Last week the FTSE 100 index rocketed up 5.2%. This week, up to the close on Thursday night, it’s slumped 6.3% over fears of a second wave of Covid-19 cases and a worse economic contraction than imagined. The Vix index, measuring stock market volatility, has spiked again.
Today it was announced that the UK economy shrunk over 20% in April. It may be the largest monthly contraction on record but it’s hardly surprising. The lockdown was in force throughout the whole month of April and most people spent money on nothing more than essentials.

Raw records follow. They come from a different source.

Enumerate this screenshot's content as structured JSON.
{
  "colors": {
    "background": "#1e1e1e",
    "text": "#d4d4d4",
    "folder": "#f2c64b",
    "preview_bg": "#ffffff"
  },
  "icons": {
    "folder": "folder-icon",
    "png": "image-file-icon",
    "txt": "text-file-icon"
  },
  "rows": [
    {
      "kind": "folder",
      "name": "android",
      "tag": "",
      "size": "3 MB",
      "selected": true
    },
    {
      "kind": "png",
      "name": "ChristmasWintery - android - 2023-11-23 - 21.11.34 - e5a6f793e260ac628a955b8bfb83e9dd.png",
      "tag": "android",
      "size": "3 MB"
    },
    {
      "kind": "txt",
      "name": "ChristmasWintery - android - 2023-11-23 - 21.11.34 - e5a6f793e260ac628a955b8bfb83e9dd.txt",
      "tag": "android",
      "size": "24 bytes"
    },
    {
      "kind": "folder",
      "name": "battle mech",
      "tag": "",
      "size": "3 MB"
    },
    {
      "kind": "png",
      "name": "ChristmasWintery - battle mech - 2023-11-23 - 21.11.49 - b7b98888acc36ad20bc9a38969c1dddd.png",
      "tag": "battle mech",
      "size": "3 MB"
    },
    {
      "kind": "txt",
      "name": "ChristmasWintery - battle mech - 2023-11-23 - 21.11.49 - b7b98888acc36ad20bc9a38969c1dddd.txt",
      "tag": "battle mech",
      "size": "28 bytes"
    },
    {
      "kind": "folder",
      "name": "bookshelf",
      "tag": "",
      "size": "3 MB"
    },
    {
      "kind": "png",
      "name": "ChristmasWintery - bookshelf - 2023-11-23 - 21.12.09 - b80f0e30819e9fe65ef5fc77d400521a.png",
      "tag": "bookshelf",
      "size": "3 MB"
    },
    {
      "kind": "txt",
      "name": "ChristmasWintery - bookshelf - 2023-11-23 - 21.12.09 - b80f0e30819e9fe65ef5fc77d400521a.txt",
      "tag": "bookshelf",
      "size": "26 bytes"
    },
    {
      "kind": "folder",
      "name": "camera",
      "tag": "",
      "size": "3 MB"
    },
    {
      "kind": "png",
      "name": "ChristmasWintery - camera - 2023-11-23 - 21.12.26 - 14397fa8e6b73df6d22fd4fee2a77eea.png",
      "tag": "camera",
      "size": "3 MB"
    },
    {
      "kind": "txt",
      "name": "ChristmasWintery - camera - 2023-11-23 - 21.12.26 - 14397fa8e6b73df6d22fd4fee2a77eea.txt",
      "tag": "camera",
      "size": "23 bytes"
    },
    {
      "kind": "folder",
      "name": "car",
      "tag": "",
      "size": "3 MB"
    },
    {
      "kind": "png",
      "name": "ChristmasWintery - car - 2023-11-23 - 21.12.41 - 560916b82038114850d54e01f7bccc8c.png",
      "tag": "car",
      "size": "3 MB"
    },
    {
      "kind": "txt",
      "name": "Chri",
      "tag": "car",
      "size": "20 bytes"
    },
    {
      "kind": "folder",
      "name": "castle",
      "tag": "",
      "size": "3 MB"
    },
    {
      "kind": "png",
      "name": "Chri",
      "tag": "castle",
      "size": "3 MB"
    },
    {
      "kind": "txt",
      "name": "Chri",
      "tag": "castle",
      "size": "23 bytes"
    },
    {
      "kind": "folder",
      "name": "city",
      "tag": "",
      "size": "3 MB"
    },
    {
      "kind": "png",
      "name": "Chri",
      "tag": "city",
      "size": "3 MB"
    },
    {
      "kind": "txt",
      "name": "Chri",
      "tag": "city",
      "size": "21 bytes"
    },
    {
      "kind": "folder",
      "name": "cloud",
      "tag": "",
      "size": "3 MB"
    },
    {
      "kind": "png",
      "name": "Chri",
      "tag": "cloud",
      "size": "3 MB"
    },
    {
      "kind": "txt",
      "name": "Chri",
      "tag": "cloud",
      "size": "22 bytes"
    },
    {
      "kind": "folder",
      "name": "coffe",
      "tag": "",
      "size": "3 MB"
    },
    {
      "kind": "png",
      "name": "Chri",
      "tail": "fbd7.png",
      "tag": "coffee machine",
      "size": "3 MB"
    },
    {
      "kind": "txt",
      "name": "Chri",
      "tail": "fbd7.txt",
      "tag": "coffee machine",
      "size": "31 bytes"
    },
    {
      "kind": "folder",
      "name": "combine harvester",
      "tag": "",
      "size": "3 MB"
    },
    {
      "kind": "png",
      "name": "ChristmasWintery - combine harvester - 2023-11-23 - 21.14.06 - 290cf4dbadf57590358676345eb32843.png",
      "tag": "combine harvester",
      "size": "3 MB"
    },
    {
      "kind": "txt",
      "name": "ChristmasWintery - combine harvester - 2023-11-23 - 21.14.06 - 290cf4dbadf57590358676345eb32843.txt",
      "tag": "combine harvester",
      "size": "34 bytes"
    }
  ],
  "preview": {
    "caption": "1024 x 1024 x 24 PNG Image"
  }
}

There should be an improvement in May data and again for the current month, as most shops are given the go-ahead to open. Of course, millions are furloughed and many more on reduced income, so a return to spending at previous levels isn’t immediately obvious. A technical recession, two quarters of negative GDP growth, is imminent.
In light of the economic uncertainty, we continue to carefully analyse the companies we invest in. Businesses have battened down the hatches cancelling dividends, increasing cash levels, freezing Board and executive level salaries and delaying bonuses. These measures are important to ensure survival and readiness to react when the pandemic eases. We’ve found good opportunities to top up existing holdings and to initiate new positions. In some of our investments, we’ve used the recent market rally to take profits.
Over this up-and-down two-week period the FTSE 100 index is actually flat, with a total return of just 0.1%. The US market has been down over the same two weeks, falling 1.3%. Your Courtiers funds have fared well and been defensive with each of Total Return Cautious Risk, Total Return Balanced Risk and Total Return Growth slightly outperforming the FTSE 100.
During May, each of the three Courtiers funds out-performed its peer group. Our long-term risk adjusted returns are also excellent. All of our multi-asset funds have above-average peer group risk adjusted returns over 1, 3, 5 and 10 years.
As I write, the European markets are rallying once more. The market volatility is making for a bumpy journey, but it’s creating attractive long-term investment opportunities which we hope will make for continued strong risk-adjusted returns.